It used to be said that “A man is only as good as his word”. This saying is probably not considered to be hip, as it is gender exclusive. Nonetheless, it does point to an accepted notion– that to be valued involves being trustworthy. If you say it, you must mean it, in order to be believed.
How can people believe the words of a schizophrenic?
This was a big problem for me, especially at first. Whether it was the illness itself, or just how I was coming across, people tended to doubt the things I said. I often became frustrated, particularly when I was being as honest and as genuine as possible.

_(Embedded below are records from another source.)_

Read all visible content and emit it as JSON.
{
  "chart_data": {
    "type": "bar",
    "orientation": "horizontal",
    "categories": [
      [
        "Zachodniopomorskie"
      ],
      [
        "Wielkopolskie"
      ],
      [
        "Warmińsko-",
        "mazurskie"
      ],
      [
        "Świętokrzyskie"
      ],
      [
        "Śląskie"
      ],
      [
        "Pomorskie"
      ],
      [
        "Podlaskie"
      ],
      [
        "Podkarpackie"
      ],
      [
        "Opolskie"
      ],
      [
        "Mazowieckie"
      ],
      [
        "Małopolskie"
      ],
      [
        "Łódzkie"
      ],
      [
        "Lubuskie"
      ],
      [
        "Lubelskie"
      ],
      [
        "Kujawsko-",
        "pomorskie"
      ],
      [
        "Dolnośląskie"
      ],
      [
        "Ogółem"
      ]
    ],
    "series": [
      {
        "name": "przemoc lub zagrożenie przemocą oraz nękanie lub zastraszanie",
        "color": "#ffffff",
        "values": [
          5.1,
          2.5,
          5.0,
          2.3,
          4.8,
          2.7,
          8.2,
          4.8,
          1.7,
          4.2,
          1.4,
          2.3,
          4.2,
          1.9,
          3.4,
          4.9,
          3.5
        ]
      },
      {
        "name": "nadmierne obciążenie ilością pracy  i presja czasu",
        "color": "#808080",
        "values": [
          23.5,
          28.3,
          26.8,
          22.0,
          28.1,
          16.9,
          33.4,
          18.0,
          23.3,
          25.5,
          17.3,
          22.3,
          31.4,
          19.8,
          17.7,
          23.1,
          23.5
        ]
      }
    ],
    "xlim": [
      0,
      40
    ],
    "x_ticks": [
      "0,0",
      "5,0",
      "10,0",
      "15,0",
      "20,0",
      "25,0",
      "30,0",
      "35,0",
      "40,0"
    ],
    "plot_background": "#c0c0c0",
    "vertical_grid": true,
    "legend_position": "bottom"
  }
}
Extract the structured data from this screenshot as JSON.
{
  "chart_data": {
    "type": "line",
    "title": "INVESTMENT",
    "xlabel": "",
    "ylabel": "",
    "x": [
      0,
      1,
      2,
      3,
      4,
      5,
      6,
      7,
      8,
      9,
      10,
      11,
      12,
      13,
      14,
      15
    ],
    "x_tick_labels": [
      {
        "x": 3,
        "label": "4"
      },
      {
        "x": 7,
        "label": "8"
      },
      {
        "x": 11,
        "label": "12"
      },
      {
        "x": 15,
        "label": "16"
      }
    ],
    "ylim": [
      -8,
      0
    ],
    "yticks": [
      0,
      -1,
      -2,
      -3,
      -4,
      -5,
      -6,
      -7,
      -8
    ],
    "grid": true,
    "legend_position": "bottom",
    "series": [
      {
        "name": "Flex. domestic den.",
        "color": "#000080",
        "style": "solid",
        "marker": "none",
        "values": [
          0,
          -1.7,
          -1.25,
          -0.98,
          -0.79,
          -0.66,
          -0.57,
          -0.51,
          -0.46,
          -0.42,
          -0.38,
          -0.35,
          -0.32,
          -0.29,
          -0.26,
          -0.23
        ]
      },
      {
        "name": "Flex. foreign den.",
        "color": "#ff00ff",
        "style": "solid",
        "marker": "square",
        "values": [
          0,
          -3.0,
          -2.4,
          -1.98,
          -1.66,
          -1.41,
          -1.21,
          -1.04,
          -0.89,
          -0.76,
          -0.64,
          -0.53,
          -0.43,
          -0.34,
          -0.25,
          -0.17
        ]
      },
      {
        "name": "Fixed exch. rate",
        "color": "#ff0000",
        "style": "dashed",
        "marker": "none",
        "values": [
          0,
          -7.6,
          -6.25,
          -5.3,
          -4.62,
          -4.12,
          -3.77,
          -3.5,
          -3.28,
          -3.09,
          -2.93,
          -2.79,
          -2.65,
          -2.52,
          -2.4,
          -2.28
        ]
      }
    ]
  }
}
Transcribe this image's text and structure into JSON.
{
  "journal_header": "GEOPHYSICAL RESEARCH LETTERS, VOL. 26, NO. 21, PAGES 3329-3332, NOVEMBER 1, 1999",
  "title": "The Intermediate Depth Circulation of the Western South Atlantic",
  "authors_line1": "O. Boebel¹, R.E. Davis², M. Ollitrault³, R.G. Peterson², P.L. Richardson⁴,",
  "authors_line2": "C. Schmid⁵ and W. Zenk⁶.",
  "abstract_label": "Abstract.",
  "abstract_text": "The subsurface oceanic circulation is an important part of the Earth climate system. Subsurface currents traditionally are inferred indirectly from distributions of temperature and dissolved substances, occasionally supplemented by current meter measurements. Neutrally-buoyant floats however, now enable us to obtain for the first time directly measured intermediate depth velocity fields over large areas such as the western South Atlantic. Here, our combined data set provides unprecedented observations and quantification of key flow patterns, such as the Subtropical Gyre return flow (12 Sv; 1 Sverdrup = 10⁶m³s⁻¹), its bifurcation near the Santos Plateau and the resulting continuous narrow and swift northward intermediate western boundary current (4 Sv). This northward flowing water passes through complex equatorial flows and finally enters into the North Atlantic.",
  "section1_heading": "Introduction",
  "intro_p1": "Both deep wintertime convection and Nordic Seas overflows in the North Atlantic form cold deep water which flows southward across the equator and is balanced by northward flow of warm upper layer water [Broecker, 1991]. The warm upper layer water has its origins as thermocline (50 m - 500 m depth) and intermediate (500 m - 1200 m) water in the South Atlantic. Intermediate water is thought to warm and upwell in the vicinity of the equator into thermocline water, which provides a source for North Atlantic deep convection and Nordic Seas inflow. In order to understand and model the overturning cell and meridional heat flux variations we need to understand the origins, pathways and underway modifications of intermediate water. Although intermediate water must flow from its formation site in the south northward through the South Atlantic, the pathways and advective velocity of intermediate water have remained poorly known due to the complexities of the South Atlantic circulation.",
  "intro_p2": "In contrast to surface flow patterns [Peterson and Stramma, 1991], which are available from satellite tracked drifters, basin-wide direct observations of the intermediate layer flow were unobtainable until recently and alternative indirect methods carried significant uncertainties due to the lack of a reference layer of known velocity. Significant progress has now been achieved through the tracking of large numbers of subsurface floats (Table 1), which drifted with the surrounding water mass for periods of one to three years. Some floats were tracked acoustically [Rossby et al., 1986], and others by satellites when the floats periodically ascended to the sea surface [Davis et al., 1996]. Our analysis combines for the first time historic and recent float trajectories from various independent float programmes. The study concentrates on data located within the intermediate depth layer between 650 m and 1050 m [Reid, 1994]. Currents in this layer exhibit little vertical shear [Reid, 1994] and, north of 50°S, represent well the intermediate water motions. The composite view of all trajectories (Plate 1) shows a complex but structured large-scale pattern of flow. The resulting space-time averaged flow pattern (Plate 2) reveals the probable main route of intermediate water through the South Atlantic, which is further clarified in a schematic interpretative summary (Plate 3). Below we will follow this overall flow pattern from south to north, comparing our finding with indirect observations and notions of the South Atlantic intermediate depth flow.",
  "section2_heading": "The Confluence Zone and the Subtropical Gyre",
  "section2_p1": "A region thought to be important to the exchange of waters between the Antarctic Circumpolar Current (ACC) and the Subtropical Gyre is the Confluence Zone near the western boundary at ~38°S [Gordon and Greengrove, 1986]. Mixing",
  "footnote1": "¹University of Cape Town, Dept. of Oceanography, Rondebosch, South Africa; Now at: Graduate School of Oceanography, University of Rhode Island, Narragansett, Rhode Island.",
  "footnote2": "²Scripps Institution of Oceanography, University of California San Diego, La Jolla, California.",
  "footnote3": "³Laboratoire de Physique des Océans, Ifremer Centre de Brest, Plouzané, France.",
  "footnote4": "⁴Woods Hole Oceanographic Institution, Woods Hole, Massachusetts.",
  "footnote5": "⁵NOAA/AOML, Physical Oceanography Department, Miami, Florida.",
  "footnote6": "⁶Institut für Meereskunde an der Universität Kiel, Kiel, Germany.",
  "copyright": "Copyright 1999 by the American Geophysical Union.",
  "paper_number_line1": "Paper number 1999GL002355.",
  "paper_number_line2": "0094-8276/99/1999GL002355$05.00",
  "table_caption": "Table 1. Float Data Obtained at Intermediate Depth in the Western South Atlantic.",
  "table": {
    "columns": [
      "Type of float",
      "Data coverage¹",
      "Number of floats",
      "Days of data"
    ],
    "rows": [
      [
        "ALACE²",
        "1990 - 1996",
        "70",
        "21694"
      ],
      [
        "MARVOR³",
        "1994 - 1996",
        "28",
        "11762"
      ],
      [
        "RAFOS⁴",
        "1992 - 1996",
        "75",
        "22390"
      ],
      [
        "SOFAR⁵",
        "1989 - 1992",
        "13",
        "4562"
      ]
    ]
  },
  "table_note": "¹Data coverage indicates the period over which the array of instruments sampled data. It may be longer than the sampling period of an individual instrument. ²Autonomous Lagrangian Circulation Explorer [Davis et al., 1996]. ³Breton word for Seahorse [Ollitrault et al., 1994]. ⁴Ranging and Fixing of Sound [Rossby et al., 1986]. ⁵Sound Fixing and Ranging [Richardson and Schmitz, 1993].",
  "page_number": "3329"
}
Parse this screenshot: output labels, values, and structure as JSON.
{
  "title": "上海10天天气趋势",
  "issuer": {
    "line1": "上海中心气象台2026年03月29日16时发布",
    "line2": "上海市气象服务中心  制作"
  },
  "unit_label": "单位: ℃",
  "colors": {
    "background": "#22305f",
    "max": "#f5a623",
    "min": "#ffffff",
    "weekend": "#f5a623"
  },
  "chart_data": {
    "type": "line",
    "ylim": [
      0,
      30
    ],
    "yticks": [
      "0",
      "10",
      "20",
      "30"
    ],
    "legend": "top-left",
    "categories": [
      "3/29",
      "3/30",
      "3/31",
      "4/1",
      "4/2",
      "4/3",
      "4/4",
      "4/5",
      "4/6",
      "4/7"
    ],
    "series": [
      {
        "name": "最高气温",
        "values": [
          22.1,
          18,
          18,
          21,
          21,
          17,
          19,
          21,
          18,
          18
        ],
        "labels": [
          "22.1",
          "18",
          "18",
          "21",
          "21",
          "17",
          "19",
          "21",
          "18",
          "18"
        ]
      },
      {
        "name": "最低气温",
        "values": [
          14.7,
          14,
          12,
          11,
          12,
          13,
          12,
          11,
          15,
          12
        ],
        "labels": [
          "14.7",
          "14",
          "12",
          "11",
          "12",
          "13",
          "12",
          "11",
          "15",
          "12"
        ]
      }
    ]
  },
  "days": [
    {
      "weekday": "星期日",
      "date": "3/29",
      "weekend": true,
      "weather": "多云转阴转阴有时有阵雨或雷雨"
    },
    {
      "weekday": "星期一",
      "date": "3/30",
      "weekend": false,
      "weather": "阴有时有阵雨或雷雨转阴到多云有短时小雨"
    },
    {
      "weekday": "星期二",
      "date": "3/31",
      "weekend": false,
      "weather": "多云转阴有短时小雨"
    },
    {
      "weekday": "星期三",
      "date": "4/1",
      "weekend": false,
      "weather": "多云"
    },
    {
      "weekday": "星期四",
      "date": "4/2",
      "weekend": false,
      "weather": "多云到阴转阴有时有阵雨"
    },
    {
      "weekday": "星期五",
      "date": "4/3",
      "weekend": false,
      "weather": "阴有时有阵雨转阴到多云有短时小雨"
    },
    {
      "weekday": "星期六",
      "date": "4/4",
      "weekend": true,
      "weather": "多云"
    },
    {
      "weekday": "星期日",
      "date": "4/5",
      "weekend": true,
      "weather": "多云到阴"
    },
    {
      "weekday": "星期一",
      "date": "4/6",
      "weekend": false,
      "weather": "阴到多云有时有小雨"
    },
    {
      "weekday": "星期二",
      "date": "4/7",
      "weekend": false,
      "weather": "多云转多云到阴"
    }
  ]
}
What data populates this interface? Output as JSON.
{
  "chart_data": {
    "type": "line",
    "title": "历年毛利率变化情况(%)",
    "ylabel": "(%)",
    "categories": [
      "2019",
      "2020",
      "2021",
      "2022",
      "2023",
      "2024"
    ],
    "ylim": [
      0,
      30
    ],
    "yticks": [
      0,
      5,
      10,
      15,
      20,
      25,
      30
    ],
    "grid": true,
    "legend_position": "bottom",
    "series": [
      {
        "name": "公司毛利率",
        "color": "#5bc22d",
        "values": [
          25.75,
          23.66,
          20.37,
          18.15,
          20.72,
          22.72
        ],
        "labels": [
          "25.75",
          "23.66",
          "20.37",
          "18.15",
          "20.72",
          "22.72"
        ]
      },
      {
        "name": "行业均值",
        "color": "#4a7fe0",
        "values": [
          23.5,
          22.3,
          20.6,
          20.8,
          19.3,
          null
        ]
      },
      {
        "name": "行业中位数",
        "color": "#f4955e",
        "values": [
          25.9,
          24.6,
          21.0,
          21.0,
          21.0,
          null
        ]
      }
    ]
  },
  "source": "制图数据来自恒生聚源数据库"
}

I remember once I was in a room full of people. I looked outside the window and saw raindrops coming down. I said, “It’s raining today.”
Someone turned to me and replied, “No, it’s not.”
Of course, I can understand, in a way. If I am hearing voices, or have other symptoms, such as false beliefs, paranoia, and so forth– can I myself be trusted?
Interestingly, modern literature often involves the assumption that there is no completely trustworthy narrator. All characters in a book, including the one whose voice we channel, are human and therefore flawed. There is no modern Percival.
Yet, I would hope that people might consider that schizophrenics, too, want to be believed, problematic as that may seen. And, they may often be right about their notions, or at least they may present a viable and valuable point of view.
I am glad to report that, as I got older, more and more people placed their trust in me, be they family members or others. One, my wife, even calls me- “Her rock.”